From first third question, the main reason is to analyze the public financing of health care needs and their generous behind. In the next 13 questions, mainly focused on medical financing behind her core values, their orientation
In the next 6 questions, the public focuses on the different types of supplementary healthcare financing scheme generous understanding. The remaining part of the analysis of the public health care financing plan choose different possibilities made
Quantitative Information
The information provided quantitative information collected mainly from Hong Kong government and foreign government websites, revenue, expenditures, gross domestic product index, the rate of decomposition of materials and other more detailed data, and for the long period, allow me to explore the structure and assess the future the potential problem. In addition, in the textbooks, but also from the authority of the Internet article, report information for the development of a comprehensive evaluation.
Primary Information
This research paper requires the practical data, actual data, and make a comparative analysis.
Research Method
The method used questionnaires to collect views on health care financing and spending behavior, its impact. Questionnaire survey was conducted via the Internet platform to invite the target of respondents who are willing to compete.

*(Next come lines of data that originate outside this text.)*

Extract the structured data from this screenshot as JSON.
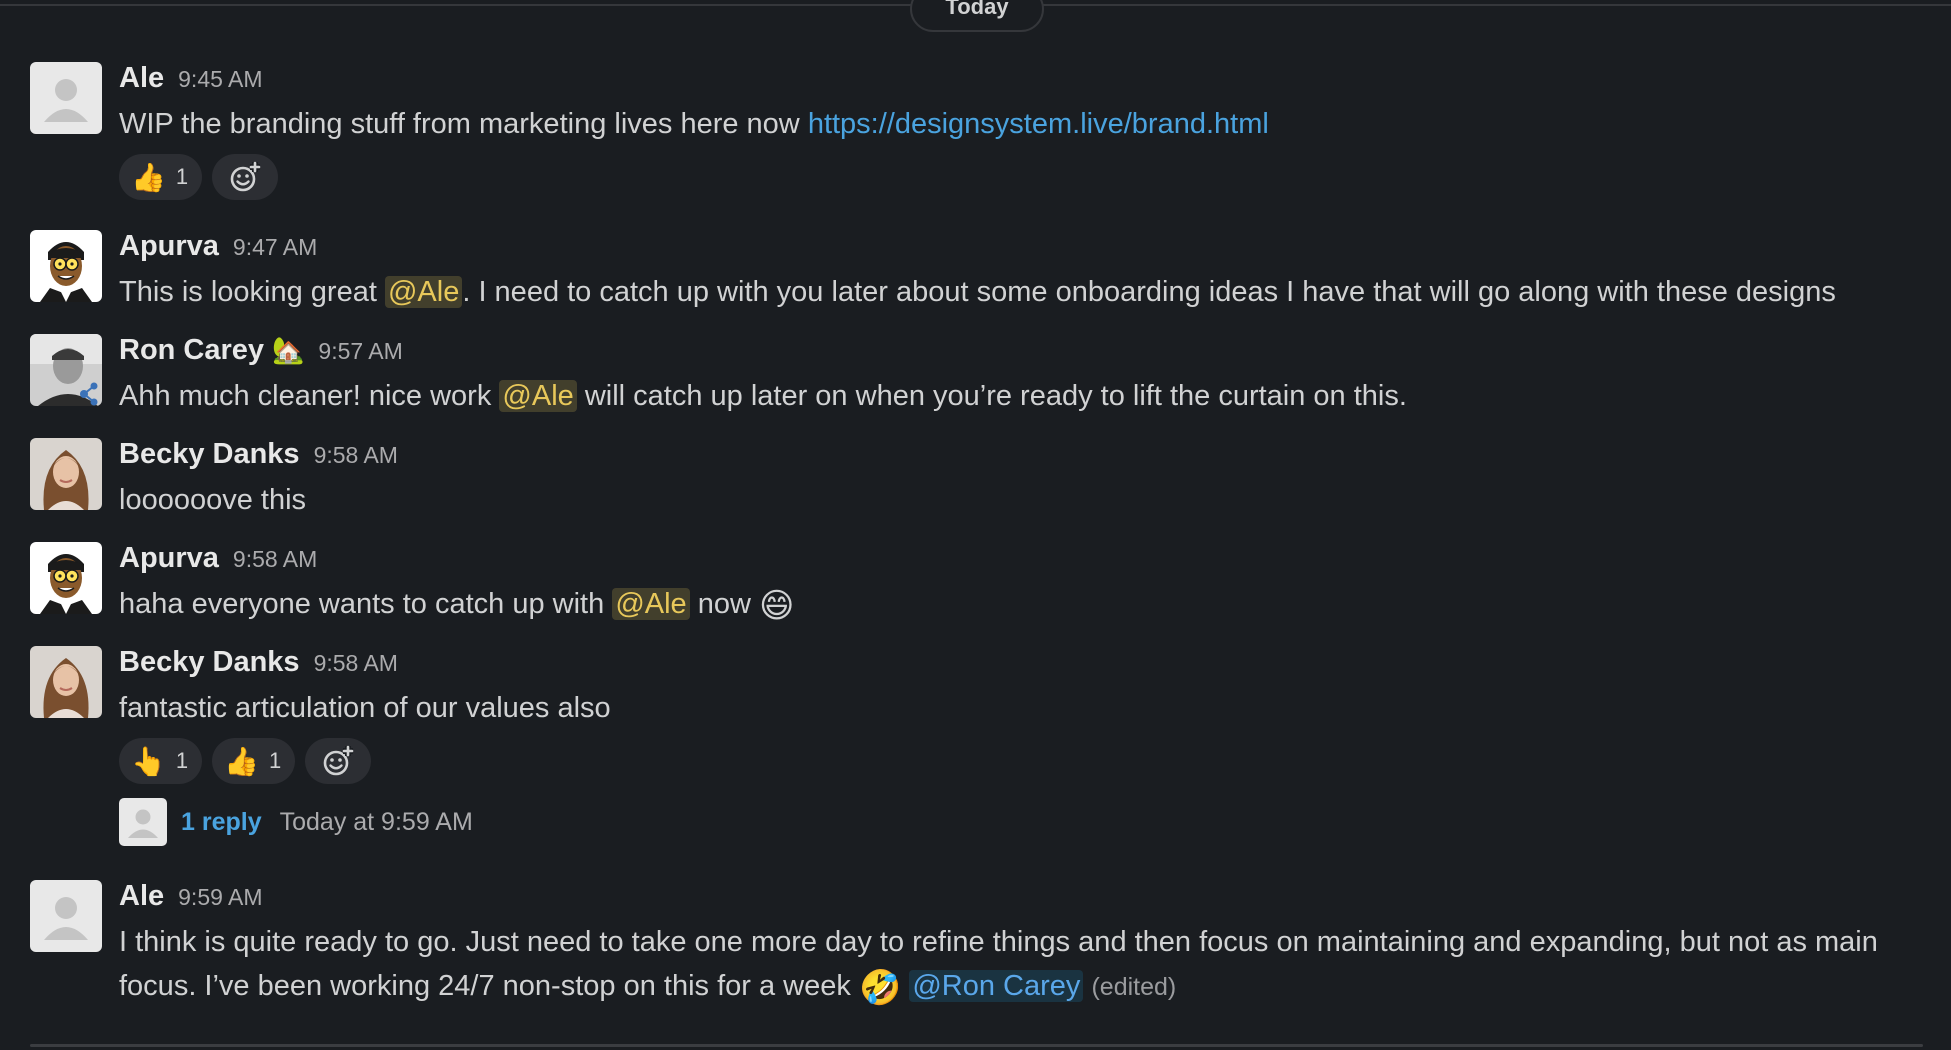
{
  "day_divider": {
    "label": "Today"
  },
  "messages": [
    {
      "author": "Ale",
      "time": "9:45 AM",
      "text_before_link": "WIP the branding  stuff from marketing lives here now ",
      "link": "https://designsystem.live/brand.html",
      "reactions": [
        {
          "emoji": "👍",
          "count": "1"
        }
      ]
    },
    {
      "author": "Apurva",
      "time": "9:47 AM",
      "text_before": "This is looking great ",
      "mention": "@Ale",
      "text_after": ". I need to catch up with you later about some onboarding ideas I have that will go along with these designs"
    },
    {
      "author": "Ron Carey",
      "status_emoji": "🏡",
      "time": "9:57 AM",
      "text_before": "Ahh much cleaner!  nice work ",
      "mention": "@Ale",
      "text_after": " will catch up later on when you’re ready to lift the curtain on this."
    },
    {
      "author": "Becky Danks",
      "time": "9:58 AM",
      "text": "loooooove this"
    },
    {
      "author": "Apurva",
      "time": "9:58 AM",
      "text_before": "haha everyone wants to catch up with ",
      "mention": "@Ale",
      "text_after": " now ",
      "emoji": "😄"
    },
    {
      "author": "Becky Danks",
      "time": "9:58 AM",
      "text": "fantastic articulation of our values also",
      "reactions": [
        {
          "emoji": "👆",
          "count": "1"
        },
        {
          "emoji": "👍",
          "count": "1"
        }
      ],
      "thread": {
        "reply_label": "1 reply",
        "reply_time": "Today at 9:59 AM"
      }
    },
    {
      "author": "Ale",
      "time": "9:59 AM",
      "text_line1": "I think is quite ready to go. Just need to take one more day to refine things and then focus on maintaining and expanding, but not as main",
      "text_line2": "focus. I’ve been working 24/7 non-stop on this for a week ",
      "emoji": "🤣",
      "mention": "@Ron Carey",
      "edited": "(edited)"
    }
  ],
  "colors": {
    "background": "#1a1d21",
    "link": "#4aa3df",
    "mention_self": "#e8c85a",
    "mention_other": "#5aa7ea"
  }
}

It covers such as the Yes (agree) / No (disagree) problem, technical five-point scale and a wide selection of integrated issues.
Validity
Reference documents consulted questionnaire tax reform, as well as previously done by other researchers believe that research, it is appropriate to ensure that the views from the questionnaire for the analysis of useful, objective results.
Reliability
Survey target person does not handle any filter, so all comments and questionnaire statistical results can provide unbiased, it makes our analysis more objective and reliable. In addition, the views from the questionnaire via the Internet to collect before submitting files within a month, which is believed to improve higher reliability.
Generalizability
A total of 300 respondents were randomly distributed respondents, including gender, age, occupation, income and education levels. The results do not provide significant bias.
Sampling
The target number of questionnaires is 200 pc or more. A total of 300 questionnaires distributed to target respondents and the last received 207 questionnaire. The response rate was 69%. Questionnaire sent to Hong Kong citizens over the age of 18-80.